Information at a Glance
The Copy to Hadoop operator usually creates a new file on the Hadoop file system for storing the copied data. The column and data type information associated with the database table is used to associate a structure with the Hadoop file.
If the destination file named by the user already exists, the operator can drop the file first, skip the operation, or produce an error. The operator might also be able to append the new data to the existing file, but only if the Hadoop cluster supports this operation.
The copy process can be run in parallel mode or simple mode.
Restrictions
Pig and Sqoop are used to copy your data to Hadoop. Pig does not accept some characters in column names. If a column name contains a character that is not [ A-Z a-z 0-9 _ ] +, the non-conforming character is replaced with an underscore character (_) to create a valid column name. If the data contains columns that could cause a name collision, an underscore and an integer (_1, _2, and so on) are appended to these column names. For example, consider a table with columns named column@a and column#a. In this case, the columns are renamed column_a and column_a, and then differentiated as column_a_1 and column_a_2.
Additionally, Pig requires the first character of a column name to be a letter. If it is not, the column name is prepended with "a," for Team Studio. Therefore, a column named /column is renamed a_column.
Configuration
Parameter | Description |
---|---|
Notes | Any notes or helpful information about this operator's parameter settings. When you enter content in the Notes field, a yellow asterisk is displayed on the operator. |
Copy to | The data source connection through which the data is copied. Default value: CDH5. |
Destination | The folder into which you want the data copied.
Click Choose File to browse the existing Hadoop file structure and specify the destination location within it. |
File Name | The name of the file in which the data is stored. Default value: tohd_0. |
If File Exists | If the destination table specified by
File Name
already exists, select one of the following options.

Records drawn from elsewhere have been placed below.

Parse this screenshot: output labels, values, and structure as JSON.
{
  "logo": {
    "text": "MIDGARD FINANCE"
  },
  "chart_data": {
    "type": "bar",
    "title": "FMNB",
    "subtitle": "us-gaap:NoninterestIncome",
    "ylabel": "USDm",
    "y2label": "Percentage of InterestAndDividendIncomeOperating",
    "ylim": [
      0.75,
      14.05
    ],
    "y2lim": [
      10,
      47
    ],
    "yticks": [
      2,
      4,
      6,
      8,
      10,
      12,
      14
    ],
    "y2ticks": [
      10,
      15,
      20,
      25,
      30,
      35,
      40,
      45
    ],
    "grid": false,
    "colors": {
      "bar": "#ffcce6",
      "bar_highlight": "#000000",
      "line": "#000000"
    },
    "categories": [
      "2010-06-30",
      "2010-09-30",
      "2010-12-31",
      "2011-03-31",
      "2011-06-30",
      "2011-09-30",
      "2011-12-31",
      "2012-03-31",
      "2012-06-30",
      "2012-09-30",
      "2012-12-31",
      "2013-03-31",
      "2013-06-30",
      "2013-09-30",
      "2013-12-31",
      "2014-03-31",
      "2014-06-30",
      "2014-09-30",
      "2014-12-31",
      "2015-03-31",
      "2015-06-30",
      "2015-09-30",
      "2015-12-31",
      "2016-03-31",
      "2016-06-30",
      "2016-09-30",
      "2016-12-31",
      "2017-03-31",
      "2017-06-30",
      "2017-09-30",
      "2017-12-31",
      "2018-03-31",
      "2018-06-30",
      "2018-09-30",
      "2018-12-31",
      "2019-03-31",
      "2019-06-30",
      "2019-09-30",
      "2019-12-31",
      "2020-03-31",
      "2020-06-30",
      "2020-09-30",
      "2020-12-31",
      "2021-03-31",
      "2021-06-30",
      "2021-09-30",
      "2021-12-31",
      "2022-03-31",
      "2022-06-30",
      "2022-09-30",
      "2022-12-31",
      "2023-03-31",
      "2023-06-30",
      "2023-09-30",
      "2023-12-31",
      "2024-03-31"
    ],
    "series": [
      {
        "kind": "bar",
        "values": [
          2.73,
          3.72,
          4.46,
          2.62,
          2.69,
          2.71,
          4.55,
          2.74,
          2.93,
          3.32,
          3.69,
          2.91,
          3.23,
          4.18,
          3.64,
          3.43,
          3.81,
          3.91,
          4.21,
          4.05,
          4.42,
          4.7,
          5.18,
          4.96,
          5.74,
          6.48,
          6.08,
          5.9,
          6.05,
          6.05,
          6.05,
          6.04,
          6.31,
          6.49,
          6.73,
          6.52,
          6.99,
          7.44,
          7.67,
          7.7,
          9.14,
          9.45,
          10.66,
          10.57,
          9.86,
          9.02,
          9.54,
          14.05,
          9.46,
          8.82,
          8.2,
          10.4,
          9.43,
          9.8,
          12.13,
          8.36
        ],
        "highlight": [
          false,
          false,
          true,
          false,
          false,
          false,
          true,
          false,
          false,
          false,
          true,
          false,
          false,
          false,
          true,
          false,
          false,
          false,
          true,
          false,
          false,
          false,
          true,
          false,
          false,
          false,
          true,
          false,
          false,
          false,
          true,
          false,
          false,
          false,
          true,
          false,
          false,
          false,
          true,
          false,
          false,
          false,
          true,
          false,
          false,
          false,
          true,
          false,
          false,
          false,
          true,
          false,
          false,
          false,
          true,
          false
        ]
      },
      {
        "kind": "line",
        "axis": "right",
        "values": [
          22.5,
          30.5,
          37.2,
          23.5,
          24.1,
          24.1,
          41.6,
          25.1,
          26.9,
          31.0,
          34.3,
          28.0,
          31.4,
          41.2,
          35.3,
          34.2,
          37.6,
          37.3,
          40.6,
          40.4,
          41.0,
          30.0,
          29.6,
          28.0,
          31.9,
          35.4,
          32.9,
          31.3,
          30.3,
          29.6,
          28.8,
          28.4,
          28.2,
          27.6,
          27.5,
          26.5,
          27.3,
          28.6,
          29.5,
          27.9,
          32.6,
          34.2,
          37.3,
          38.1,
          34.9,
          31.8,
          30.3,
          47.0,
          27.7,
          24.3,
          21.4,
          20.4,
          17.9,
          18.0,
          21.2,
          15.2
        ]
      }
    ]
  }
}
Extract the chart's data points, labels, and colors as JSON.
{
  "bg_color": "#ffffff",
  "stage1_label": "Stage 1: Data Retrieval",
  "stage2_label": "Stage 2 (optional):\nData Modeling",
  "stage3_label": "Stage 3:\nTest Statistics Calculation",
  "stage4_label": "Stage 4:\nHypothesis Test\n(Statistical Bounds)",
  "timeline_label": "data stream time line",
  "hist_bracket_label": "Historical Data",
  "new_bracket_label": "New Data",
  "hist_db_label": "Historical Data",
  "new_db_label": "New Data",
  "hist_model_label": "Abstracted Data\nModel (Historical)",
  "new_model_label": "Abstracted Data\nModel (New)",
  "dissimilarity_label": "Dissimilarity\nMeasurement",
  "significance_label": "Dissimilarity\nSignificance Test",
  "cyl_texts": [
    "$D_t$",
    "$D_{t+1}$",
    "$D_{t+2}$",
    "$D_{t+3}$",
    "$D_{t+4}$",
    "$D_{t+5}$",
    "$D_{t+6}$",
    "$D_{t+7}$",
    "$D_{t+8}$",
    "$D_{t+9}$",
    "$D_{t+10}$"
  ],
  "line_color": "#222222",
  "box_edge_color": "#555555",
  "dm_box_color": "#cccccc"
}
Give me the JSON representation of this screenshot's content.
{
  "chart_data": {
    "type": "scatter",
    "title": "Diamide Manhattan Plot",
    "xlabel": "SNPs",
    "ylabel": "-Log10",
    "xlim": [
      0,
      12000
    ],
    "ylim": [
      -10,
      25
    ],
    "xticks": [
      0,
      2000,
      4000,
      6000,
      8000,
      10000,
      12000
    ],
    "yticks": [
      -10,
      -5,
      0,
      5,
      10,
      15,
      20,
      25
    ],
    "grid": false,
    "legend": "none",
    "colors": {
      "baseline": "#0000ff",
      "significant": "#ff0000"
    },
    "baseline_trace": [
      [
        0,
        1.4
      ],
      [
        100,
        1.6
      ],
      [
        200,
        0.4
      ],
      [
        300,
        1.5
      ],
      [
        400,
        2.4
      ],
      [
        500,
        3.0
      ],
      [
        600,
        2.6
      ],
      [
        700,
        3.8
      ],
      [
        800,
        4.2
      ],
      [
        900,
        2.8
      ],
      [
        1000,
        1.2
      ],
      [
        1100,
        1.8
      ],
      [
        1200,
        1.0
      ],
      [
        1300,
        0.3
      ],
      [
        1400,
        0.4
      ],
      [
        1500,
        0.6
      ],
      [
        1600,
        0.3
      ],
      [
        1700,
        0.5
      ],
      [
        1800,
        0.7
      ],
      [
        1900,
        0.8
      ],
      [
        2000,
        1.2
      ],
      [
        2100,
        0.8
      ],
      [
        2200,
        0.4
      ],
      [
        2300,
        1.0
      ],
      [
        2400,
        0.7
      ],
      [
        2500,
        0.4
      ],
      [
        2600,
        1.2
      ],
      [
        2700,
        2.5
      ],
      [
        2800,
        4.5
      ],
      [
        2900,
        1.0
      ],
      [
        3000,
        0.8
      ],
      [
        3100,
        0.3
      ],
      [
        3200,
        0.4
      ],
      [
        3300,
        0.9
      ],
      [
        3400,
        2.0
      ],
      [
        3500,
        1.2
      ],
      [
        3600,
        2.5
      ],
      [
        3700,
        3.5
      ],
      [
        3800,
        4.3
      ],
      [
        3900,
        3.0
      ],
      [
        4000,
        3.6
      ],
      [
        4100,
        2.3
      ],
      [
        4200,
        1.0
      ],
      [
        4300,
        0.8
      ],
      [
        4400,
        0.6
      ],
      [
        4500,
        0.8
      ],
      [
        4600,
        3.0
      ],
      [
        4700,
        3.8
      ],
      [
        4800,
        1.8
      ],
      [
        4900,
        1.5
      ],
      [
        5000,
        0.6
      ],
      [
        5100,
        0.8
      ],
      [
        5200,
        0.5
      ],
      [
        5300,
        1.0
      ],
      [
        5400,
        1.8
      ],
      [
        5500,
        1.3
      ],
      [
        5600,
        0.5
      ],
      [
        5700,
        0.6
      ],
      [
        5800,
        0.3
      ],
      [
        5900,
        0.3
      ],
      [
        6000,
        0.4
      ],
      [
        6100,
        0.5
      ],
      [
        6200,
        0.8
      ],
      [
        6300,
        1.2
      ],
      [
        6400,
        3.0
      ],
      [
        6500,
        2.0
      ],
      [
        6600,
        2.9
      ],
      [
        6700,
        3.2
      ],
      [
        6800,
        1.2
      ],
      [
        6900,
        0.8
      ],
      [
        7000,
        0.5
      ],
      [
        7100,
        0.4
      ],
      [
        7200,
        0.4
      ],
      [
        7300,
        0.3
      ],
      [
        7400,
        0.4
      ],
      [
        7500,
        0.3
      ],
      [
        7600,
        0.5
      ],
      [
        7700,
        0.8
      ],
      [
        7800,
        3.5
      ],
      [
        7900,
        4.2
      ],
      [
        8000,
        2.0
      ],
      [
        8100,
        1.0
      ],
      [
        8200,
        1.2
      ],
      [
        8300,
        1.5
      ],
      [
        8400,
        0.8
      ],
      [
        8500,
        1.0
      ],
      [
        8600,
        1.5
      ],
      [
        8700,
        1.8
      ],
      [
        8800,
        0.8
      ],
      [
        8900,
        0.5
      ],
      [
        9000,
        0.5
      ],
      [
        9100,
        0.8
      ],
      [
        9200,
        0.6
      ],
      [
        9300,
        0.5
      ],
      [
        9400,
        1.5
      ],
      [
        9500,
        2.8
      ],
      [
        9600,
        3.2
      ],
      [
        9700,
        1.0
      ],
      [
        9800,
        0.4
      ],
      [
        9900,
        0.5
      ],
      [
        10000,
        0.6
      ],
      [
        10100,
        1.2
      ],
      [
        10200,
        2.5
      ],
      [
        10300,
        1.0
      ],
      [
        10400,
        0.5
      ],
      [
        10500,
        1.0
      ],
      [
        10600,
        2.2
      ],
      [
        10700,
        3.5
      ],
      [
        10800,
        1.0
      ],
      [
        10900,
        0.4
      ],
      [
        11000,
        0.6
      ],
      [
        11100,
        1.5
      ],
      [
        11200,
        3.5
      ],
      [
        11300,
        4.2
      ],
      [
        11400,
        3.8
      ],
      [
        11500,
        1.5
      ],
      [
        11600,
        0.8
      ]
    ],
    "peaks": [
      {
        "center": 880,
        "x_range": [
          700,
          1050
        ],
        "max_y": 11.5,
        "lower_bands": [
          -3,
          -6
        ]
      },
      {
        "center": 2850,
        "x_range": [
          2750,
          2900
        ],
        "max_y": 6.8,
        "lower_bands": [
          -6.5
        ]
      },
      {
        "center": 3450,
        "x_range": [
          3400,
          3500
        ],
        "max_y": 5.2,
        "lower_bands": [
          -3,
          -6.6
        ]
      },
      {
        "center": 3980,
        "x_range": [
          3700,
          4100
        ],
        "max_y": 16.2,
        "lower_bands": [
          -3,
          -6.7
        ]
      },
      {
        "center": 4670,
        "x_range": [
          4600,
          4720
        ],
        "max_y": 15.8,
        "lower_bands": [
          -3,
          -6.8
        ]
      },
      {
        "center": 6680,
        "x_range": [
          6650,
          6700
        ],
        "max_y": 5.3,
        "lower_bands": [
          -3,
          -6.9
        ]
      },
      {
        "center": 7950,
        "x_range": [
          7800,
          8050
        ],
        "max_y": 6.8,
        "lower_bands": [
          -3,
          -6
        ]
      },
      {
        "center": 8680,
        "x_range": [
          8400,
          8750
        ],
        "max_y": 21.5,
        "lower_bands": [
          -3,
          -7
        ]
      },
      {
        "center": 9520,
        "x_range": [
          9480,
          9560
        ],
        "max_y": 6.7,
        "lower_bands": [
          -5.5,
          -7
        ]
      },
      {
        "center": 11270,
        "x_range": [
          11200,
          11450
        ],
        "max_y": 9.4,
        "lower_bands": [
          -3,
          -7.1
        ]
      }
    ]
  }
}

The operator also can append the new data to the existing file, but only if the Hadoop version supports this operation. |
Copy Mode | The copy method. |
Number of Copy Tasks | For
Parallel copy mode only. The number of parallel processes to use for the Sqoop parallel-processing copy mode.
Default value: 4. |
Divide Up Work By | The database column to use for saving the data in the Hadoop file system structure. You must specify one column. |
Advanced Parameters | Click Configure to display the Advanced Parameters Configuration Dialog Box and set the advanced configuration parameters for parallel copy with Sqoop. |
Fetch Size | The number of entries to read from the database at once. This is equivalent to the
--fetch-size Sqoop parameter.
Default value: 20000. |